Its survey showed urban unemployment rising to 17.41 per cent from 14.71 per cent (plus 2.70 points) and rural unemployment slipping from 14.34 per cent to 13.52 per cent (a change of minus 0.82 points).

The CMIE had earlier estimated that 73 lakh jobs, including 34 lakh salaried jobs, were lost in April this year.

A senior labour ministry official told this newspaper the CMIE’s findings did not provide the true picture because:

⦾ The surveys are based on a “fixed panel survey” selected 7 to 8 years ago — that is, the surveys have been questioning the same set of households over the past 7 to 8 years. The ministry official suggested that samples should be picked randomly during each survey.

⦾ The surveys have an “urban bias” and can therefore not “adequately capture any significant changes in employment in rural areas”.

“The said (CPHS) sample consists of 63.63 per cent of households from urban areas while the share of such households in the population is about 30 per cent. Thus, there is a skew in favour of urban households. This is likely to create a distortion in the employment picture,” the official said, requesting anonymity.

⦾ The CPHS surveys only households and not establishments, which could have provided data on recruitments and job creation.

CMIE managing director Mahesh Vyas answered the charges, saying:

⦾ The surveys did sample a larger number of urban households to capture all the nuances, but gave rural households a greater and appropriate weightage while calculating the overall national figure.

“The CMIE’s CPHS has a larger urban sample because of the greater variance in urban India compared to rural India. It is statistically sound to get a larger sample from a population that has greater variance. This is not a bias; it’s a survey design construct,” Vyas said.

That the latest CMIE survey’s national unemployment figure shows a rise of 0.28 points — far closer to the rural figure of minus 0.82 points than the urban figure of plus 2.70 points — seems to support Vyas’s contention.

⦾ “A fixed panel sample has many advantages, the most important being that it permits us to understand change over time much better,” Vyas said.

“It’s possible to study migration from one state to another much better with a fixed sample. This has helped researchers at Azim Premji University understand the migration of people towards informality (the informal sector) during the pandemic, for example, by using the CMIE’s CPHS data.”

⦾ Vyas said he welcomed any survey that supplemented the CMIE’s findings with an analysis of data from establishments.

In March, the Centre had told Parliament that it only considered official surveys for policy-making.

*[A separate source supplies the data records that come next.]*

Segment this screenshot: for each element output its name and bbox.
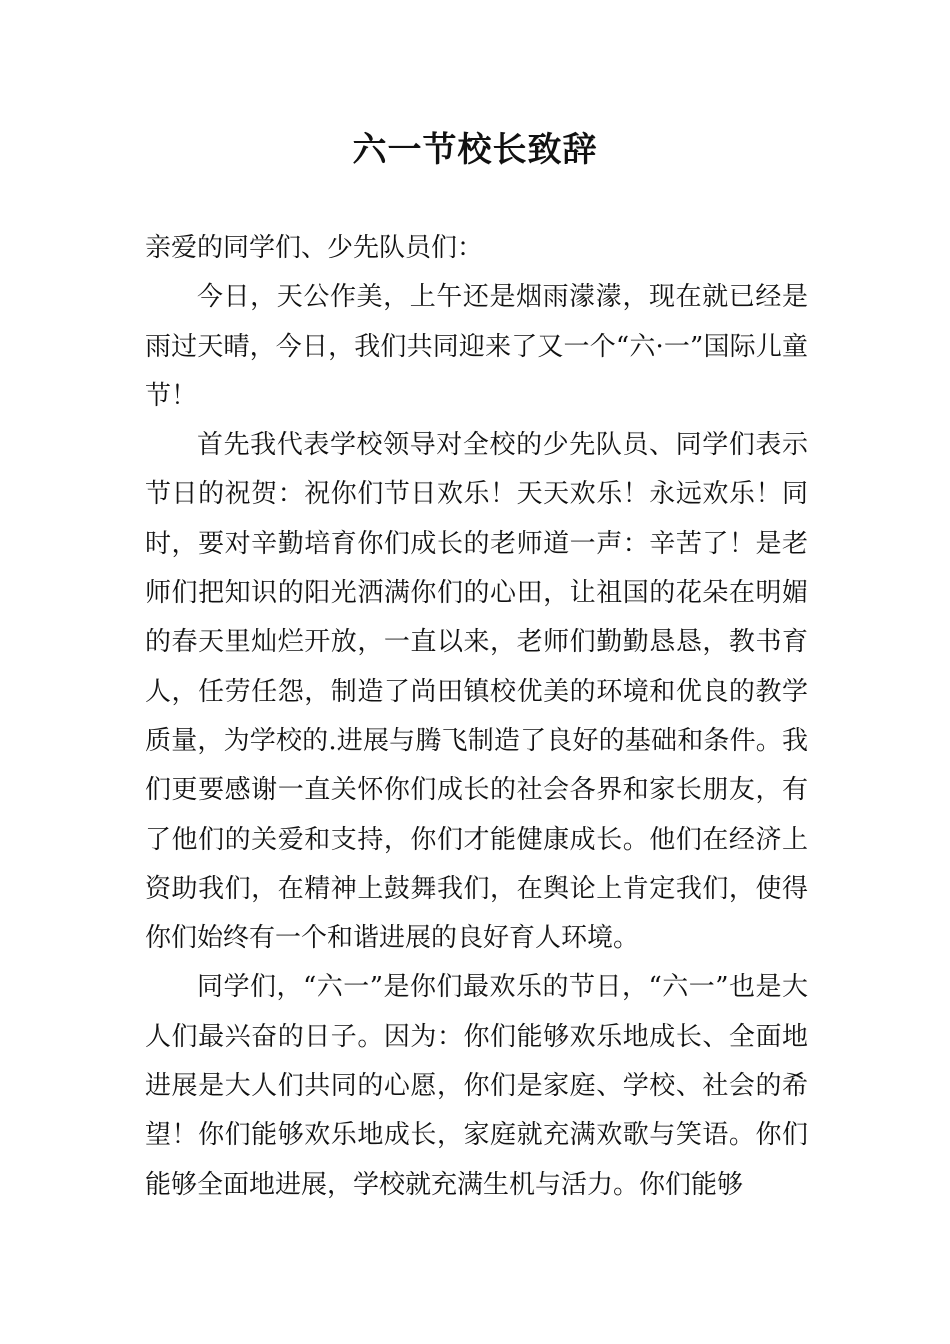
paragraph-1: 今日，天公作美，上午还是烟雨濛濛，现在就已经是雨过天晴，今日，我们共同迎来了又一个“六·一”国际儿童节！ <box>145 282 808 411</box>
document-title: 六一节校长致辞 <box>352 130 598 170</box>
salutation: 亲爱的同学们、少先队员们： <box>145 233 484 263</box>
paragraph-3: 同学们，“六一”是你们最欢乐的节日，“六一”也是大人们最兴奋的日子。因为：你们能够欢乐地成长、全面地进展是大人们共同的心愿，你们是家庭、学校、社会的希望！你们能够欢乐地成长，家庭就充满欢歌与笑语。你们能够全面地进展，学校就充满生机与活力。你们能够 <box>145 972 808 1200</box>
document-body <box>145 224 808 1210</box>
paragraph-2: 首先我代表学校领导对全校的少先队员、同学们表示节日的祝贺：祝你们节日欢乐！天天欢乐！永远欢乐！同时，要对辛勤培育你们成长的老师道一声：辛苦了！是老师们把知识的阳光洒满你们的心田，让祖国的花朵在明媚的春天里灿烂开放，一直以来，老师们勤勤恳恳，教书育人，任劳任怨，制造了尚田镇校优美的环境和优良的教学质量，为学校的.进展与腾飞制造了良好的基础和条件。我们更要感谢一直关怀你们成长的社会各界和家长朋友，有了他们的关爱和支持，你们才能健康成长。他们在经济上资助我们，在精神上鼓舞我们，在舆论上肯定我们，使得你们始终有一个和谐进展的良好育人环境。 <box>145 430 808 954</box>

The government’s National Statistical Office conducts the Periodic Labour Force Survey (PLFS) every year to explore the employment situation. The labour bureau, a labour ministry arm, last month launched the All India Quarterly Establishment-based Employment Survey to study the jobs created by registered establishments and small-scale units.

The latest published PLFS findings relate to the financial year 2018-19. They show a pre-Covid unemployment rate of 5.8 per cent.

Earlier, the Centre had held back the findings of the PLFS for 2017-18 by several months ahead of the 2019 general election. Published eventually in May 2019, the survey showed a four-decade-high unemployment rate of 6.1 per cent.